Yo no sé qué es lo que convierte un libro en un clásico, qué poder lo hace mantenerse en pie sobre otros libros condenados al oprobio del tiempo. No sé si esta fuerza es intrínseca, si hay algo en el clásico desde el origen, una especie de brillo que lo define y que lo alienta hasta el final. Una marca de nacimiento común a todos los clásicos que pasa inadvertida hasta el momento. Una señal de su destino que nada tiene que ver con el escritor, que no procede de ninguna voluntad, pero que, paradójicamente, crea la voluntad de quienes se acercan a él.
Tampoco sé si son los lectores de todas las épocas quienes otorgan ese don incomparable. Si, como sostiene Borges, es la extraña lealtad de estos lo que hace al clásico, una lealtad fundamentada en la capacidad que atesora de ser «deliberado, fatal, profundo como el cosmos y capaz de interpretaciones sin término». No sé si Azorín está en lo cierto cuando dice que el Quijote no lo ha escrito Cervantes sino la posteridad, ni si existe un mecanismo, una fórmula, un patrón que provoque que esto ocurra.
Lo que sí sé es que un clásico se levanta sobre las ruinas de la cultura y desafía la lógica de la existencia. Sé que, cuando alguien se acerca a un clásico, percibe una cosa indefinible que lo apabulla y lo somete, porque el clásico siempre es demasiado grande para nuestras vidas tan pequeñas. Sé que un clásico huele a los siglos que ha atravesado hasta llegar a mí, que es el único objeto en este mundo que, con solo tocarlo, es capaz de matar a la misma muerte y volvernos tan antiguos como él.

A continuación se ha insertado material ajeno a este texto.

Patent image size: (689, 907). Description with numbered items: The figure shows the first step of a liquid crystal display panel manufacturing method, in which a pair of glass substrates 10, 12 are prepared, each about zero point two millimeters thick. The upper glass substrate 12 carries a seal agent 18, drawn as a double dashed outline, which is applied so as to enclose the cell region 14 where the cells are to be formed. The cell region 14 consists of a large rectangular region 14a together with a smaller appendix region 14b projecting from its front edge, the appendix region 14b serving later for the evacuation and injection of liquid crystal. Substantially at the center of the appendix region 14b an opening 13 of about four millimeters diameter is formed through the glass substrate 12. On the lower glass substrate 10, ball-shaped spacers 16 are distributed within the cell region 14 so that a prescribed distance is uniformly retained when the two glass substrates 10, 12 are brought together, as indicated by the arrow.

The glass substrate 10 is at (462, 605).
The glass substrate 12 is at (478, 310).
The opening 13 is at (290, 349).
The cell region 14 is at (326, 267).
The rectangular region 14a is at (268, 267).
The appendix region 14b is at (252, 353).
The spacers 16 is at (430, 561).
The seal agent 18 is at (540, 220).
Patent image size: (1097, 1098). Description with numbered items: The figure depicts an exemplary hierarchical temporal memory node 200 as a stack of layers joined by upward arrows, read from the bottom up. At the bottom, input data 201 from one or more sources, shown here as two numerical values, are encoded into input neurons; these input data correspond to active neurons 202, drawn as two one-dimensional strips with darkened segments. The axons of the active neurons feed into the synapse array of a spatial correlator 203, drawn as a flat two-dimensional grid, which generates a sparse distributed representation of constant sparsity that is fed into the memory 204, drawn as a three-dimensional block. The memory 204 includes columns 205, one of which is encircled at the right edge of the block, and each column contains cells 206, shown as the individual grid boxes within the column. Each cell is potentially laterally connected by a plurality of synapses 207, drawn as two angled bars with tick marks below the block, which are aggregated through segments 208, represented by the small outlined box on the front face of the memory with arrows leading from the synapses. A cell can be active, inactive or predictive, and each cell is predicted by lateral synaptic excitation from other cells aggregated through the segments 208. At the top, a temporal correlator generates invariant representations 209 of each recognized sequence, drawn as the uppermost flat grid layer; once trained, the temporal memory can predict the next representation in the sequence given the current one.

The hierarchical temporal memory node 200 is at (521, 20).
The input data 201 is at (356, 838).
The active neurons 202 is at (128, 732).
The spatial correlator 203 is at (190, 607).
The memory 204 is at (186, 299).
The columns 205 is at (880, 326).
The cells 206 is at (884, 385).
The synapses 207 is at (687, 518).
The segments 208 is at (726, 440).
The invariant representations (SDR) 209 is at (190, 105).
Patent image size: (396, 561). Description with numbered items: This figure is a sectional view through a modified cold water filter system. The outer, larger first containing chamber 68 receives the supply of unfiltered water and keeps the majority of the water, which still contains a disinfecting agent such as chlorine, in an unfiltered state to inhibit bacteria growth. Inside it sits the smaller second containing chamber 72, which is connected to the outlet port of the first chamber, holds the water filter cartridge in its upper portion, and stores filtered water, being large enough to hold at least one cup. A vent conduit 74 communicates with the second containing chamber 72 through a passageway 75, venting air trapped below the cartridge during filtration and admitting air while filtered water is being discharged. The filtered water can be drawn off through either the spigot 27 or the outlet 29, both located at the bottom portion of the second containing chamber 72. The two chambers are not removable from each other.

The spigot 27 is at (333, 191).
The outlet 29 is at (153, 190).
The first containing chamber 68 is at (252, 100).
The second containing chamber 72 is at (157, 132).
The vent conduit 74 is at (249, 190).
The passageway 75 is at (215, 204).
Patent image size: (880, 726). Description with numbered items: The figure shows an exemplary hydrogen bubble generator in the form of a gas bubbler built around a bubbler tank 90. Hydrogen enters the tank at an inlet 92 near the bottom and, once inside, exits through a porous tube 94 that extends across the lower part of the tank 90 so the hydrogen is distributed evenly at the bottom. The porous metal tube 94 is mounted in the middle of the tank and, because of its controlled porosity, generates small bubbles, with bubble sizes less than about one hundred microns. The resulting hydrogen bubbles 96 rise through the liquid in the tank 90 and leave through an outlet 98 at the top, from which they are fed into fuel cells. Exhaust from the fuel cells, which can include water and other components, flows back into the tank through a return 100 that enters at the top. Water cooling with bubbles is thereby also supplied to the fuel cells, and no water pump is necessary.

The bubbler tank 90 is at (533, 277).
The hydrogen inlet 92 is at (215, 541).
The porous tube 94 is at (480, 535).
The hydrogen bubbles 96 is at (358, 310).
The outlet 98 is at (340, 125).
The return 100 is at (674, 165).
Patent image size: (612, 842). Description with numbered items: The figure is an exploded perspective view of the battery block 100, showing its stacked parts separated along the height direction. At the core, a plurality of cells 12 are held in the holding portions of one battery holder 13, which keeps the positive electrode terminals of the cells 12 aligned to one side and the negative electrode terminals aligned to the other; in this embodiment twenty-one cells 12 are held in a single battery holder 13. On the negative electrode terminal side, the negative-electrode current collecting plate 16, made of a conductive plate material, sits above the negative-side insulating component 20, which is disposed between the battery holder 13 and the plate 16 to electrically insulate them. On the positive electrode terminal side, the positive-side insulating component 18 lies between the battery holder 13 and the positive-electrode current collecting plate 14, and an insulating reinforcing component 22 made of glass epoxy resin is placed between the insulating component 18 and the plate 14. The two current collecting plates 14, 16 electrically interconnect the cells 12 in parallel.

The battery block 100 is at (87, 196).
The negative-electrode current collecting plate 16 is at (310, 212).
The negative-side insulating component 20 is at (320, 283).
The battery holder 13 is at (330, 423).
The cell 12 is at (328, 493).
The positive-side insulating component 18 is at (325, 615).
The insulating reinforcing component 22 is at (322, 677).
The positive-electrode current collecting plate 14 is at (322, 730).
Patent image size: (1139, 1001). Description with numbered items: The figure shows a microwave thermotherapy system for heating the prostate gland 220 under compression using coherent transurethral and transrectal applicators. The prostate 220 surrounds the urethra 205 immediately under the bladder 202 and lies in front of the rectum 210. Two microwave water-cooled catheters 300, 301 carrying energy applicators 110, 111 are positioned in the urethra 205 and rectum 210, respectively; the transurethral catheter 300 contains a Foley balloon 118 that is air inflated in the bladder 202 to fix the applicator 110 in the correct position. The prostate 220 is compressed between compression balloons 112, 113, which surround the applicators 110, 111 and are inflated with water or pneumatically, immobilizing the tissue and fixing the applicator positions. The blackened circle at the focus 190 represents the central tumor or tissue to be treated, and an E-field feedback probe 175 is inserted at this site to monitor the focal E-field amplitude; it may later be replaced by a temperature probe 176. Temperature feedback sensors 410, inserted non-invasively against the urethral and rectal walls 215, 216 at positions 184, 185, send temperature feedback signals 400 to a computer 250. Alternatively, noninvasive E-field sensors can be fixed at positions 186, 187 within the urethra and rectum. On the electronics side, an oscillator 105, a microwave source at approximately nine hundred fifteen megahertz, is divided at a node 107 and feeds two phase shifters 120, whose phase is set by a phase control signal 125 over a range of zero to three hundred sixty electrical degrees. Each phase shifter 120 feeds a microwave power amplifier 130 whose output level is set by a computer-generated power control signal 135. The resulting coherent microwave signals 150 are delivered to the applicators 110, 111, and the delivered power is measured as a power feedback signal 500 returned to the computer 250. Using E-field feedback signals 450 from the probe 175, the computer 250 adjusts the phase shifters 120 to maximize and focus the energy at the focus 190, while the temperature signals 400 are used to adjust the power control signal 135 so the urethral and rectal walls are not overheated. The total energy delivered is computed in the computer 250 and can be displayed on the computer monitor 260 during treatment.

Esto es lo que yo sé de los clásicos. Pero también que, pese a que sacian provisionalmente nuestra sed de eternidad, ninguno es eterno. Los clásicos mueren por el olvido de las sociedades que un día los encumbraron, y jamás son reemplazados por otros. Esa amnesia es el síntoma de que todo llega a su fin. El romano que ve cómo Odoacro depone al último emperador no conoce a Cicerón ni ha leído la Eneida. Lleva tanto tiempo sin los clásicos, que cree que el pasado nunca ha tenido lugar. Vive tan inmerso en el presente, que ni siquiera sabe que es precisamente el mundo que conoce lo que ya ha dejado de existir.